Runs the tracker on the dataset. No input arguments. Raises exception on error.
Evaluates metrics based on the dataset ground-truth. No input arguments. Raises exception on error. Returns: dict { : }
The pipeline adopts TrackEval as the primary evaluation toolkit for Phase 1. TrackEval is the reference implementation for HOTA (Higher Order Tracking Accuracy) and supports a comprehensive suite of tracking metrics including DetA, AssA, LocA, IDF1, MOTA, and MOTP.
TrackEval does not provide native support for 3D ground-truth evaluation. To address this limitation, the implementation includes a custom dataset adapter (MotChallenge3DPoint) that extends TrackEval's base dataset class to handle 3D point tracking. This adapter uses Euclidean distance for similarity computation in world coordinates and formats ground-truth and tracker outputs to conform to TrackEval's expected data structures.
The integration maps canonical pipeline formats (JSON-based detection and track outputs) to TrackEval's MOTChallenge-style CSV format through format conversion utilities, enabling seamless evaluation of SceneScape's 3D tracking outputs against industry-standard metrics.
By experiment reproducibility we mean that based on the experiment outputs:
- We are able to verify whether two experiments were executed with the same or different configuration.
- We are able to verify whether two experiments were executed with the same or different environment.
- We are able to identify any significant difference between two experiments in configuration or environment.
- We are able to reproduce a given experiment reliably.

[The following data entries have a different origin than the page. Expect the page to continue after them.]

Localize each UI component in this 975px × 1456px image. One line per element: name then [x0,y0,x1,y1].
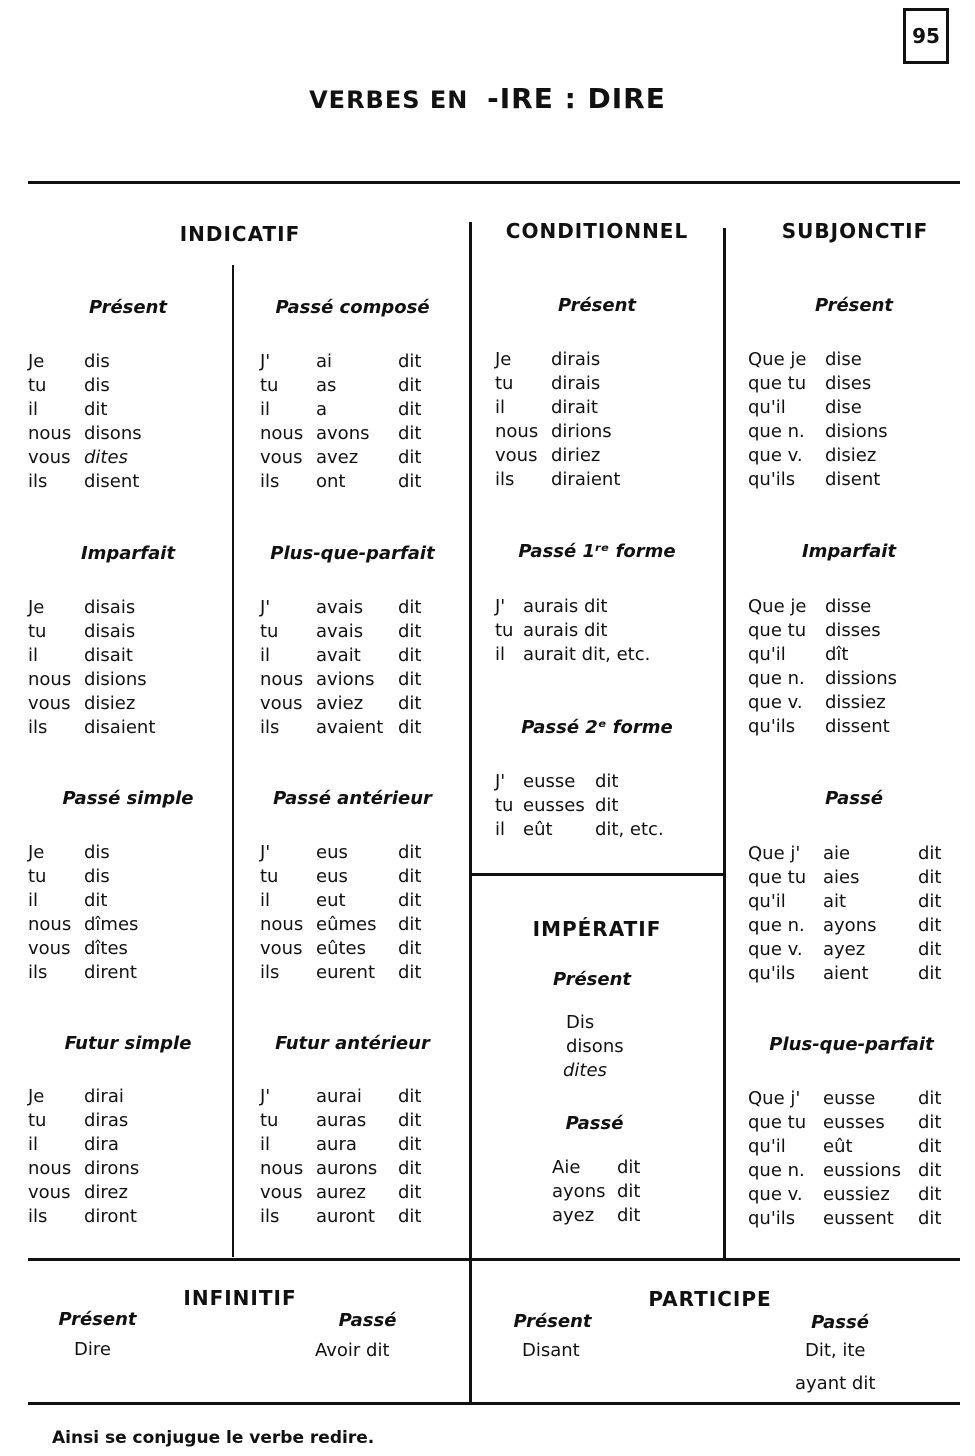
indicatif-futur-simple-label: Futur simple [64,1033,192,1054]
participe-heading: PARTICIPE [648,1287,772,1311]
page-title: VERBES EN -IRE : DIRE [309,82,666,115]
infinitif-passe-value: Avoir dit [315,1340,390,1361]
indicatif-heading: INDICATIF [179,222,301,246]
conditionnel-passe1-label: Passé 1ʳᵉ forme [518,541,676,562]
conditionnel-heading: CONDITIONNEL [505,219,689,243]
conditionnel-left-rule [469,222,472,1402]
indicatif-futur-anterieur-label: Futur antérieur [275,1033,430,1054]
indicatif-present-label: Présent [88,297,168,318]
participe-passe-label: Passé [811,1312,869,1333]
imperatif-top-rule [469,873,726,876]
subjonctif-heading: SUBJONCTIF [781,219,929,243]
infinitif-heading: INFINITIF [183,1286,297,1310]
imperatif-present-label: Présent [552,969,632,990]
participe-present-value: Disant [522,1340,580,1361]
subjonctif-present-label: Présent [814,295,894,316]
imperatif-heading: IMPÉRATIF [532,917,662,941]
infinitif-present-label: Présent [58,1309,137,1330]
subjonctif-passe-label: Passé [825,788,883,809]
top-rule [28,181,960,184]
subjonctif-imparfait-label: Imparfait [801,541,897,562]
participe-passe-value: Dit, ite [805,1340,866,1361]
page-number: 95 [903,8,949,64]
indicatif-passe-compose-label: Passé composé [275,297,430,318]
middle-rule [28,1258,960,1261]
infinitif-passe-label: Passé [338,1310,397,1331]
conditionnel-passe2-label: Passé 2ᵉ forme [521,717,673,738]
conditionnel-present-label: Présent [557,295,637,316]
subjonctif-plus-que-parfait-label: Plus-que-parfait [769,1034,934,1055]
indicatif-passe-anterieur-label: Passé antérieur [273,788,432,809]
participe-passe-value-2: ayant dit [795,1373,876,1394]
indicatif-divider [232,265,234,1257]
bottom-rule [28,1402,960,1405]
participe-present-label: Présent [513,1311,592,1332]
indicatif-passe-simple-label: Passé simple [62,788,194,809]
conditionnel-right-rule [723,228,726,1260]
footer-note: Ainsi se conjugue le verbe redire. [52,1428,375,1448]
imperatif-passe-label: Passé [565,1113,624,1134]
indicatif-plus-que-parfait-label: Plus-que-parfait [270,543,435,564]
infinitif-present-value: Dire [74,1339,111,1360]
indicatif-imparfait-label: Imparfait [80,543,176,564]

Methods to be considered (not exhaustive list):
- add methods returning configuration signature to component base interfaces (configuration signature could be a map of
{<resource>:<unique ID>}that allows to compare component configurations in two experiments, e.g. input file checksum, container image checksum) - dump configuration along with its signature map for each component in the pipeline
- dump configuration of the pipeline
- dump repository commit SHA
- dump dependencies versions / checksums
- dump HW information
- dump system information: CPU and memory load, machine ID, kernel, Python version etc.